All of us have experienced anger at one time or another. In many ways, anger is unavoidable. Anger stems from unfulfilled or unmet expectations. If I’ve done a good job on a project at work, I may expect my boss to acknowledge and praise me for a job well done. If this does not happen, my unfulfilled expectation may leave me feeling angry. My anger may be directed towards my boss, my job or even myself. The anger may also be directed toward all three of these.
Any time there is a gap between our expectations and reality, we leave the door wide open to admit anger. However, once we recognize this anger, we are faced with a choice: do we accept or decline this anger?
Anger is not a comfortable emotion to experience, and recognizing when it occurs is key to every recovering addict. As addicts, we tend to want to numb these emotions by using drugs or alcohol. Short-term, this solution seems to work, but long-term, it solves nothing and only adds to the problem. The goal for addicts is to know how to deal with anger without turning to drugs or alcohol for relief.
Here are 4 steps to deal with anger without self-medicating.
1. Weigh your options.
The first step in dealing with anger is to recognize choice. There are a myriad of things we don’t control: the weather, the past, other people, intrusive thoughts, and physical sensations, even emotions. But there is something within these that we absolutely do control: our ability to choose. We choose what to do in response to the weather (get an umbrella!), what we learn from the past, how to respond to other people, and what we do in the context of intrusive thoughts, emotions and sensations. Importantly, we can choose whether to focus on the things we don’t control, or the things we do control. I suggest the latter.
A useful technique in recognizing such choice is a simple cost-benefit analysis. Envision someone who handles anger in a way that you respect and admire. Call him Mike. What words would you use to describe his style? Cool, calm, and collected? Easy-going? Assertive? Controlled? Accepting? Forgiving? Whatever word applies, write it down. But it has to be someone whose manner you respect and admire.
Afterwards, ask yourself four questions: What are the disadvantages or costs of anger?
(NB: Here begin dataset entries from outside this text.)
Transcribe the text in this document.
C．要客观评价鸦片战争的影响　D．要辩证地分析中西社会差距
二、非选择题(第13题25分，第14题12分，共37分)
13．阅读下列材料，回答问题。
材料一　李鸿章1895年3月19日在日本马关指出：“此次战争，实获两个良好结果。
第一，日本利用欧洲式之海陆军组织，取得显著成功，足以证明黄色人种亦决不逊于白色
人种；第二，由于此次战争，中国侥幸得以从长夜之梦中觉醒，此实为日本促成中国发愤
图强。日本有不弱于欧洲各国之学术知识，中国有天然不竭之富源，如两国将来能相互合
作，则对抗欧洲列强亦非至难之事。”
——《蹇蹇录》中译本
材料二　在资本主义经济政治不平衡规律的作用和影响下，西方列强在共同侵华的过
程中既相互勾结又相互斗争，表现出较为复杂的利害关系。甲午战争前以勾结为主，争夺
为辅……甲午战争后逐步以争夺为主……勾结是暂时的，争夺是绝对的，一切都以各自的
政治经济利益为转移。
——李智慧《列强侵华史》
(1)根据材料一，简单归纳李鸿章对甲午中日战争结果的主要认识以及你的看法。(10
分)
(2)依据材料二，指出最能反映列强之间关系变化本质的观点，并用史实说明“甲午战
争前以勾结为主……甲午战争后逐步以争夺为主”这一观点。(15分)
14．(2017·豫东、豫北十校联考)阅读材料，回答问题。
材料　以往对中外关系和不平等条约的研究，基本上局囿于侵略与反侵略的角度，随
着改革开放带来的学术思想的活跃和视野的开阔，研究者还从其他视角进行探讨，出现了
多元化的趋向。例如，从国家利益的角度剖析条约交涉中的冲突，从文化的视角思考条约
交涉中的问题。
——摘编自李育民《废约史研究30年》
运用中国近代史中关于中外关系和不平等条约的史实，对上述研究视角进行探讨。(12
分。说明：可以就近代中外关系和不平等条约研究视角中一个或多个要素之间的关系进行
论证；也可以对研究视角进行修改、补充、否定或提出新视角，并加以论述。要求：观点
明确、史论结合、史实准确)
What are the advantages or benefits? Then ask: Do the benefits of anger outweigh the costs? Are they about equal? Or do the costs of anger outweigh the benefits?
2. Accept the circumstances.
We all have rules and expectations for our own and other people’s behavior. We even feel the weight of other people’s rules sometimes. The result of unmet expectations is anger, guilt, and pressure. We say things like the following: “She should listen to me,” “He should stay out of my way,” “I should have total control over this situation.” But the fact of the matter is that sometimes people don’t listen, they get in our way, and we don’t have the control we would like over the outcome of our actions.
As someone who loves to cook, nothing bothers me more than finding that my roommate has left a pile of dirty dishes in the sink instead of putting them in the dishwasher. When I see the dirty dishes, I automatically think: “He shouldn’t have left this mess for someone else (me) to clean up.” Needless to say, this evokes some strong feelings of anger.
This is the stage where I realize my choice in handling the situation. I can choose to ignore the mess and hang on to my anger; choose to express my anger by throwing the dishes at my roommate (not recommended); or choose to accept that I ultimately cannot control what my roommate will do, talk to him and ask him to take care of his dirty dishes. By calmly discussing the problem with my roommate, I allow myself the opportunity to let go of the anger and seek a more productive solution.
3. Act according to your values.
Finally, we can act in the direction of our values. If you’re not sure what your values are, ask yourself these two questions: 1) What do I want in the long run? 2) What constructive steps can I take in that direction?
The fact of the matter is that people do ignore your wishes and intrude. What constructive actions can you take when that happens? You can continue to respect privacy, be truthful, fair, and principled in your interactions with others. In short, you can be part of the solution, not the problem.
From the above example it can clearly be seen that my roommate and I do not share the same values with regards to the dirty dishes. While it’s unlikely that I’ll change his values in this regard, I can handle the problem in a way that pays respect to my own values and seeks a solution that we can both live with. I have to accept the fact that my roommate may never change in this regard. Can I live with this fact or is this something that must be changed? Perhaps I need to find a new roommate or a new apartment. Regardless of my decision, the main point is that I need to find a solution that doesn’t keep me trapped in the feeling of anger.
4. Seek professional help.
Cognitive Behavioral Therapy (CBT) has been proven to be an effective method of therapy for addiction and many other mental health issues. It provides insight into the reasons for the negative emotional states such as anxiety, depression and anger. It then provides the client with concrete actions that will retrain the thought-process to deal with these emotions in a more effective and healthy manner.
Typically, we are inclined to see anger as immediate and ourselves as out of control. An alternative view is to see anger as energy that arises when our expectations conflict with reality. It is energy to deal with this discrepancy. And our most important decision is what to do with this energy. Breaking anger into steps can enable us to recognize control, and give us more choices regarding both intervention and prevention.